Chelyabinsk was disappointed. He'd been enjoying his leisurely patrol along the coastline. The Naryn's usual job was to watch for smugglers running the coast from North Korea into the Soviet Union. As always, there were people on both sides of the border willing to make deals. Chelyabinsk usually stayed in tight along the shore, cruising in and out of the many rocky bays, searching for signs of criminal activity. But several hours previously, shore-based radar on Sakhalin Island had picked up the radar image of an American missile frigate of the Knox class moving through La Perouse Strait. A patrol plane out of Vladivostok had been sent to investigate and had found that the American ship had turned south, once it passed through the strait. They expected the ship to join the other American warships participating in the annual naval exercises with the South Koreans. Still, the operations officer of the Joint Naval Forces at Vladivostok had obviously decided that the American ship needed to be watched.
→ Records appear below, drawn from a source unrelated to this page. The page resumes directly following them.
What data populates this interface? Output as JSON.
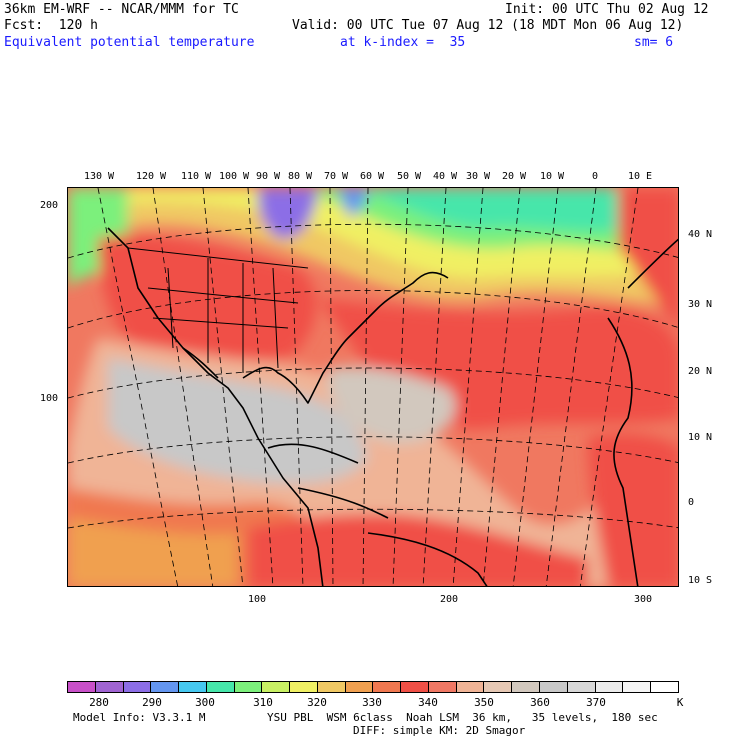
{
  "header": {
    "line1_left": "36km EM-WRF -- NCAR/MMM for TC",
    "line1_right": "Init: 00 UTC Thu 02 Aug 12",
    "line2_left": "Fcst:  120 h",
    "line2_right": "Valid: 00 UTC Tue 07 Aug 12 (18 MDT Mon 06 Aug 12)",
    "line3_field": "Equivalent potential temperature",
    "line3_level": "at k-index =  35",
    "line3_smooth": "sm= 6"
  },
  "map": {
    "lon_labels": [
      "130 W",
      "120 W",
      "110 W",
      "100 W",
      "90 W",
      "80 W",
      "70 W",
      "60 W",
      "50 W",
      "40 W",
      "30 W",
      "20 W",
      "10 W",
      "0",
      "10 E"
    ],
    "lat_labels": [
      "40 N",
      "30 N",
      "20 N",
      "10 N",
      "0",
      "10 S"
    ],
    "grid_y_labels": [
      "200",
      "100"
    ],
    "grid_x_labels": [
      "100",
      "200",
      "300"
    ]
  },
  "colorbar": {
    "colors": [
      "#c850c8",
      "#a064d2",
      "#8c6ee6",
      "#6496f0",
      "#46c8f0",
      "#46e6aa",
      "#7cf07c",
      "#c8f064",
      "#f0f064",
      "#f0c864",
      "#f0a050",
      "#f07850",
      "#f05046",
      "#f07864",
      "#f0b496",
      "#e6c8b4",
      "#d2c8be",
      "#c8c8c8",
      "#d7d7d7",
      "#ebebeb",
      "#f5f5f5",
      "#ffffff"
    ],
    "labels": [
      "280",
      "290",
      "300",
      "310",
      "320",
      "330",
      "340",
      "350",
      "360",
      "370"
    ],
    "unit": "K"
  },
  "footer": {
    "model_info": "Model Info: V3.3.1 M",
    "physics": "YSU PBL  WSM 6class  Noah LSM  36 km,   35 levels,  180 sec",
    "diff": "DIFF: simple KM: 2D Smagor"
  }
}
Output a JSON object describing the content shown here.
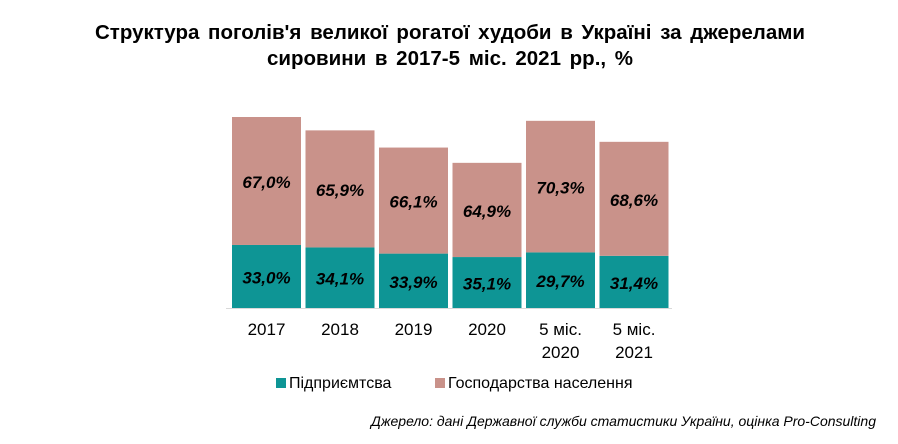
{
  "title": {
    "line1": "Структура поголів'я великої рогатої худоби в Україні за джерелами",
    "line2": "сировини в 2017-5 міс. 2021 рр., %"
  },
  "source": "Джерело: дані Державної служби статистики України, оцінка Pro-Consulting",
  "colors": {
    "enterprises": "#0E9595",
    "households": "#C9928A"
  },
  "chart_data": {
    "type": "bar",
    "stacked": true,
    "categories": [
      [
        "2017"
      ],
      [
        "2018"
      ],
      [
        "2019"
      ],
      [
        "2020"
      ],
      [
        "5 міс.",
        "2020"
      ],
      [
        "5 міс.",
        "2021"
      ]
    ],
    "totals_relative": [
      1.0,
      0.93,
      0.84,
      0.76,
      0.98,
      0.87
    ],
    "series": [
      {
        "name": "Підприємтсва",
        "values": [
          33.0,
          34.1,
          33.9,
          35.1,
          29.7,
          31.4
        ],
        "labels": [
          "33,0%",
          "34,1%",
          "33,9%",
          "35,1%",
          "29,7%",
          "31,4%"
        ],
        "color": "#0E9595"
      },
      {
        "name": "Господарства населення",
        "values": [
          67.0,
          65.9,
          66.1,
          64.9,
          70.3,
          68.6
        ],
        "labels": [
          "67,0%",
          "65,9%",
          "66,1%",
          "64,9%",
          "70,3%",
          "68,6%"
        ],
        "color": "#C9928A"
      }
    ],
    "legend_position": "bottom",
    "grid": false
  }
}
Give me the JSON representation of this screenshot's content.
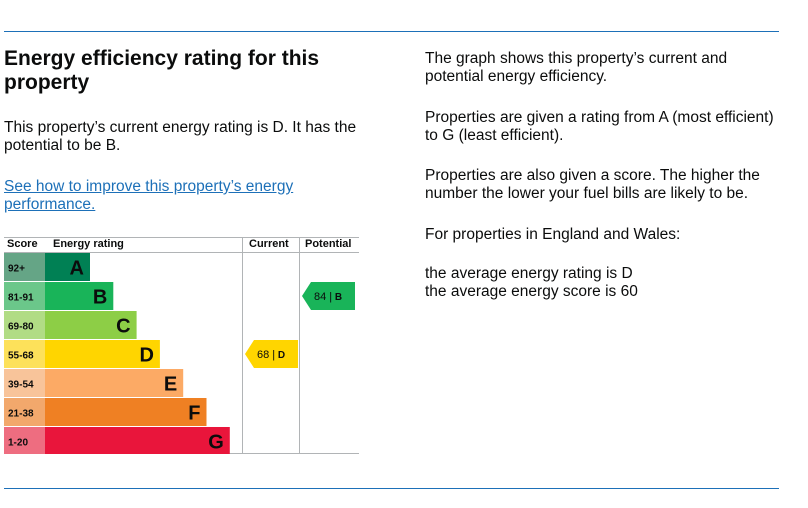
{
  "title": "Energy efficiency rating for this property",
  "current_text": "This property’s current energy rating is D. It has the potential to be B.",
  "improve_link": "See how to improve this property’s energy performance.",
  "info": [
    "The graph shows this property’s current and potential energy efficiency.",
    "Properties are given a rating from A (most efficient) to G (least efficient).",
    "Properties are also given a score. The higher the number the lower your fuel bills are likely to be.",
    "For properties in England and Wales:",
    "the average energy rating is D",
    "the average energy score is 60"
  ],
  "chart_data": {
    "type": "bar",
    "headers": {
      "score": "Score",
      "rating": "Energy rating",
      "current": "Current",
      "potential": "Potential"
    },
    "bands": [
      {
        "range": "92+",
        "letter": "A",
        "color": "#008054",
        "score_bg": "#65a586"
      },
      {
        "range": "81-91",
        "letter": "B",
        "color": "#19b459",
        "score_bg": "#6bc78a"
      },
      {
        "range": "69-80",
        "letter": "C",
        "color": "#8dce46",
        "score_bg": "#b1dc85"
      },
      {
        "range": "55-68",
        "letter": "D",
        "color": "#ffd500",
        "score_bg": "#fde15a"
      },
      {
        "range": "39-54",
        "letter": "E",
        "color": "#fcaa65",
        "score_bg": "#f8c49a"
      },
      {
        "range": "21-38",
        "letter": "F",
        "color": "#ef8023",
        "score_bg": "#f2a86c"
      },
      {
        "range": "1-20",
        "letter": "G",
        "color": "#e9153b",
        "score_bg": "#ee6d80"
      }
    ],
    "current": {
      "score": 68,
      "letter": "D",
      "label": "68 | D",
      "color": "#ffd500"
    },
    "potential": {
      "score": 84,
      "letter": "B",
      "label": "84 | B",
      "color": "#19b459"
    }
  }
}
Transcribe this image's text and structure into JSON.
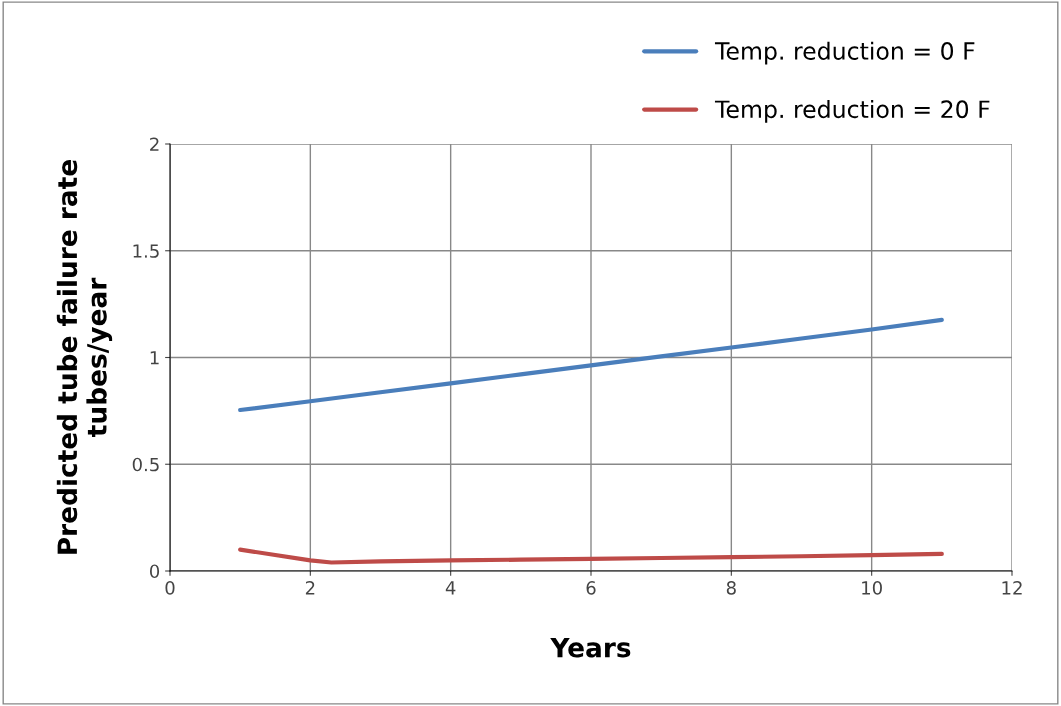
{
  "chart_data": {
    "type": "line",
    "xlabel": "Years",
    "ylabel": "Predicted tube failure rate\ntubes/year",
    "series": [
      {
        "name": "Temp. reduction = 0 F",
        "color": "#4a7ebb",
        "x": [
          1,
          2,
          3,
          4,
          5,
          6,
          7,
          8,
          9,
          10,
          11
        ],
        "values": [
          0.754,
          0.795,
          0.837,
          0.879,
          0.921,
          0.963,
          1.005,
          1.047,
          1.089,
          1.131,
          1.176
        ]
      },
      {
        "name": "Temp. reduction = 20 F",
        "color": "#be4b48",
        "x": [
          1,
          2,
          2.3,
          3,
          4,
          5,
          6,
          7,
          8,
          9,
          10,
          11
        ],
        "values": [
          0.1,
          0.05,
          0.04,
          0.045,
          0.05,
          0.053,
          0.057,
          0.061,
          0.065,
          0.069,
          0.074,
          0.08
        ]
      }
    ],
    "xlim": [
      0,
      12
    ],
    "xticks": [
      0,
      2,
      4,
      6,
      8,
      10,
      12
    ],
    "ylim": [
      0,
      2
    ],
    "yticks": [
      0,
      0.5,
      1,
      1.5,
      2
    ],
    "grid": true,
    "legend": "top right",
    "marker": "none",
    "line_style": "solid"
  }
}
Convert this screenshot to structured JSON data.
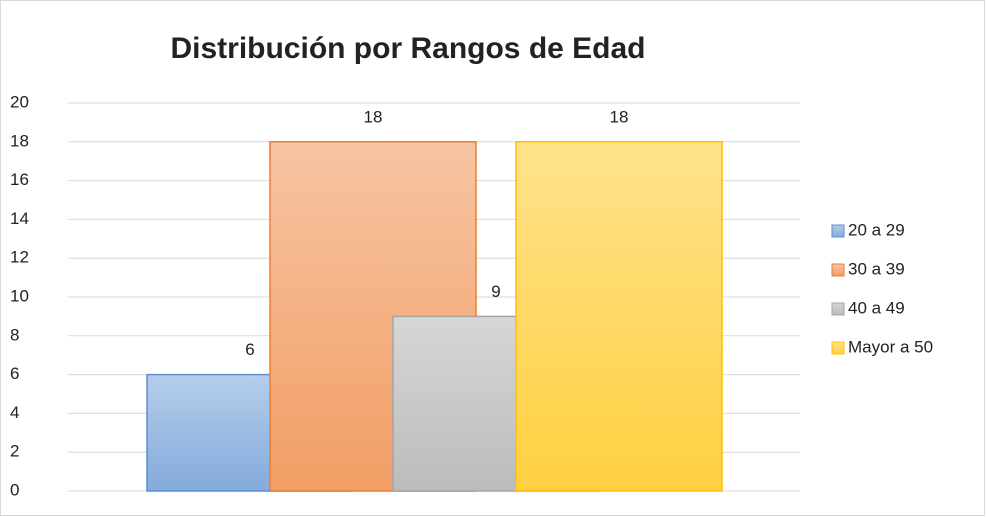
{
  "chart_data": {
    "type": "bar",
    "title": "Distribución por Rangos de Edad",
    "categories": [
      null
    ],
    "series": [
      {
        "name": "20 a 29",
        "color": "#5b8fd0",
        "values": [
          6
        ]
      },
      {
        "name": "30 a 39",
        "color": "#ed7d31",
        "values": [
          18
        ]
      },
      {
        "name": "40 a 49",
        "color": "#a5a5a5",
        "values": [
          9
        ]
      },
      {
        "name": "Mayor a 50",
        "color": "#ffc000",
        "values": [
          18
        ]
      }
    ],
    "ylim": [
      0,
      20
    ],
    "yticks": [
      0,
      2,
      4,
      6,
      8,
      10,
      12,
      14,
      16,
      18,
      20
    ],
    "grid": true,
    "legend": "right"
  }
}
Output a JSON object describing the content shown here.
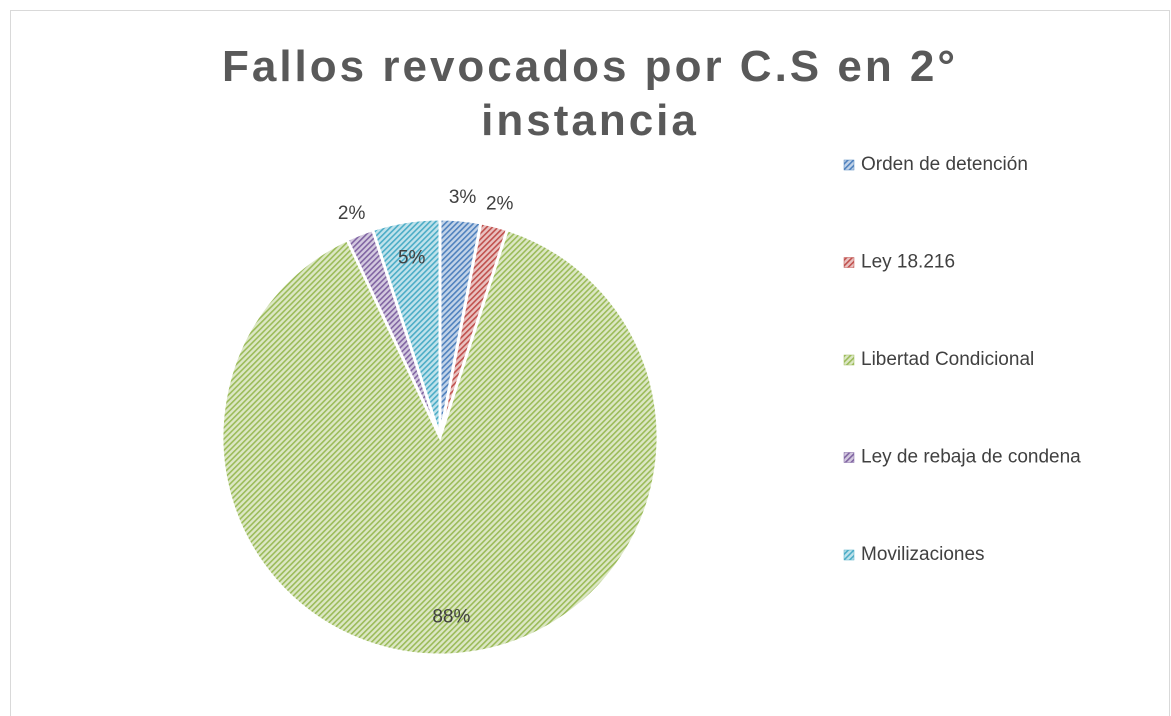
{
  "chart_data": {
    "type": "pie",
    "title": "Fallos revocados por C.S en 2° instancia",
    "categories": [
      "Orden de detención",
      "Ley 18.216",
      "Libertad Condicional",
      "Ley de rebaja de condena",
      "Movilizaciones"
    ],
    "values": [
      3,
      2,
      88,
      2,
      5
    ],
    "value_labels": [
      "3%",
      "2%",
      "88%",
      "2%",
      "5%"
    ],
    "colors": [
      "#4f81bd",
      "#c0504d",
      "#9bbb59",
      "#8064a2",
      "#4bacc6"
    ],
    "legend": "right"
  }
}
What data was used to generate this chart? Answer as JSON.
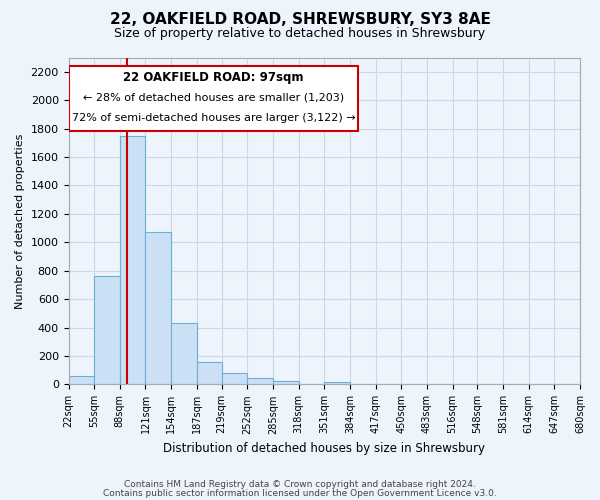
{
  "title": "22, OAKFIELD ROAD, SHREWSBURY, SY3 8AE",
  "subtitle": "Size of property relative to detached houses in Shrewsbury",
  "xlabel": "Distribution of detached houses by size in Shrewsbury",
  "ylabel": "Number of detached properties",
  "footer_line1": "Contains HM Land Registry data © Crown copyright and database right 2024.",
  "footer_line2": "Contains public sector information licensed under the Open Government Licence v3.0.",
  "bin_labels": [
    "22sqm",
    "55sqm",
    "88sqm",
    "121sqm",
    "154sqm",
    "187sqm",
    "219sqm",
    "252sqm",
    "285sqm",
    "318sqm",
    "351sqm",
    "384sqm",
    "417sqm",
    "450sqm",
    "483sqm",
    "516sqm",
    "548sqm",
    "581sqm",
    "614sqm",
    "647sqm",
    "680sqm"
  ],
  "bar_values": [
    60,
    760,
    1750,
    1075,
    430,
    155,
    80,
    45,
    25,
    0,
    20,
    0,
    0,
    0,
    0,
    0,
    0,
    0,
    0,
    0
  ],
  "bar_color": "#cce0f5",
  "bar_edge_color": "#6baed6",
  "grid_color": "#c8d8e8",
  "background_color": "#eef4fb",
  "annotation_box_color": "#ffffff",
  "annotation_border_color": "#cc0000",
  "red_line_x": 97,
  "red_line_color": "#cc0000",
  "annotation_title": "22 OAKFIELD ROAD: 97sqm",
  "annotation_line1": "← 28% of detached houses are smaller (1,203)",
  "annotation_line2": "72% of semi-detached houses are larger (3,122) →",
  "ylim": [
    0,
    2300
  ],
  "yticks": [
    0,
    200,
    400,
    600,
    800,
    1000,
    1200,
    1400,
    1600,
    1800,
    2000,
    2200
  ],
  "bin_edges": [
    22,
    55,
    88,
    121,
    154,
    187,
    219,
    252,
    285,
    318,
    351,
    384,
    417,
    450,
    483,
    516,
    548,
    581,
    614,
    647,
    680
  ]
}
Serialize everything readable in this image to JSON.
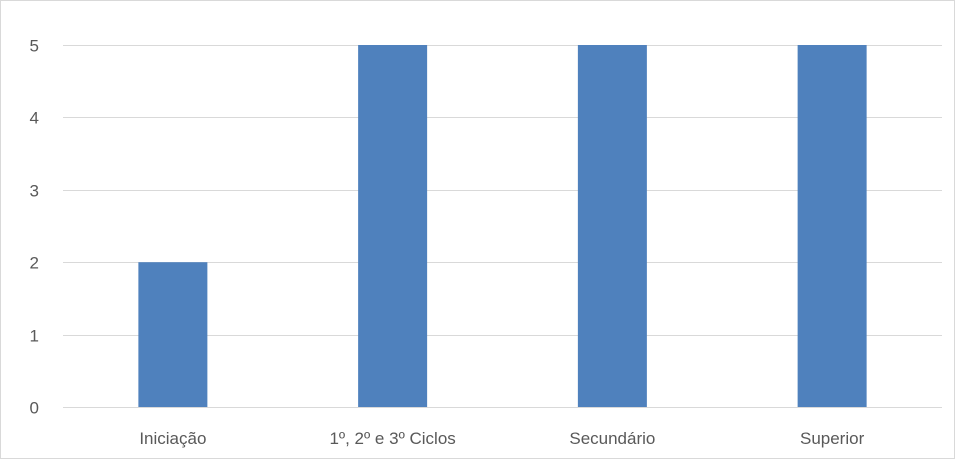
{
  "chart_data": {
    "type": "bar",
    "title": "",
    "xlabel": "",
    "ylabel": "",
    "categories": [
      "Iniciação",
      "1º, 2º e 3º Ciclos",
      "Secundário",
      "Superior"
    ],
    "values": [
      2,
      5,
      5,
      5
    ],
    "ylim": [
      0,
      5
    ],
    "yticks": [
      0,
      1,
      2,
      3,
      4,
      5
    ],
    "grid": true,
    "legend": "none",
    "colors": {
      "bar": "#4f81bd",
      "grid": "#d9d9d9",
      "text": "#595959"
    }
  }
}
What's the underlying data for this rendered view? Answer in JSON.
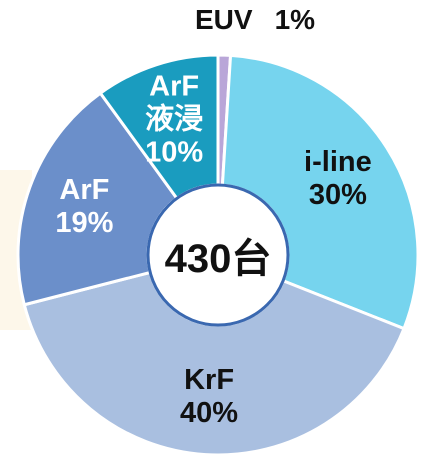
{
  "chart_data": {
    "type": "donut",
    "categories": [
      "EUV",
      "i-line",
      "KrF",
      "ArF",
      "ArF液浸"
    ],
    "values": [
      1,
      30,
      40,
      19,
      10
    ],
    "value_labels": [
      "1%",
      "30%",
      "40%",
      "19%",
      "10%"
    ],
    "colors": [
      "#b9a6d8",
      "#76d4ee",
      "#a9bfe0",
      "#6b8fca",
      "#1a9cbf"
    ],
    "center_label": "430台"
  }
}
That had resulted in the order to the Naryn; they were to reduce speed so they would be in position to move out from the coast to investigate if needed. If the American ship stayed on course, the Naryn should pick it up on surface radar in a couple of hours.
The patrol plane was sent back to Vladivostok. Where else could the Americans go but south? Soon the American ship would come in range of the Naryn. It was not important enough to keep a plane circling for hours.
Riley tilted his head and listened. The beat of rotor blades sounded off to the east. He checked the surveillance notes. Pretty close. Yesterday it had come at 0300Z. Within an hour wasn't bad. The next time the Chinese helicopter came they'd be long gone.
Trapp had called at ten from the pickup zone and they'd briefly confirmed the message and the updated plan.
The mood was growing more tense at the rally point. Riley could feel it. Adrenaline was starting to flow. Hoffman and Smith were starting final preparation of the charges. Everyone was checking his weapons and cleaning them. Reloading magazines to make sure every round was properly seated. Repacking rucksacks and tying everything down. Hoffman and Smitty had run six lines of rope from rocks on the ground up to a nearby tree and were practicing placing their charges.
In isolation, Hoffman had come up with a simple device to speed up the emplacement process. Each charge was taped to a piece of rubber from an inner tube. The rubber was wrapped around the wire, holding the charge tight against the cable, and then fastened there by hooking the end of the rubber on a nail embedded in the plastique charge itself. It took less than three seconds per cable to attach the charges.
Riley reread the security notes and discussed them with Mitchell. Together, they decided on two slight modifications of the tactical plan. They'd have Hoffman and Smith blow the hole in the fence on the east side of the compound instead of the north. It appeared that the T-field fence system wasn't working over there. Every little bit of advantage would be needed. Additionally, they would not have to use the line charge to blow a path to the berm, because the landing of the helicopter inside the compound had confirmed that the ground was not mined.
Riley just hoped they'd receive the final go. He hated to think of the effect a no-go would have on the team.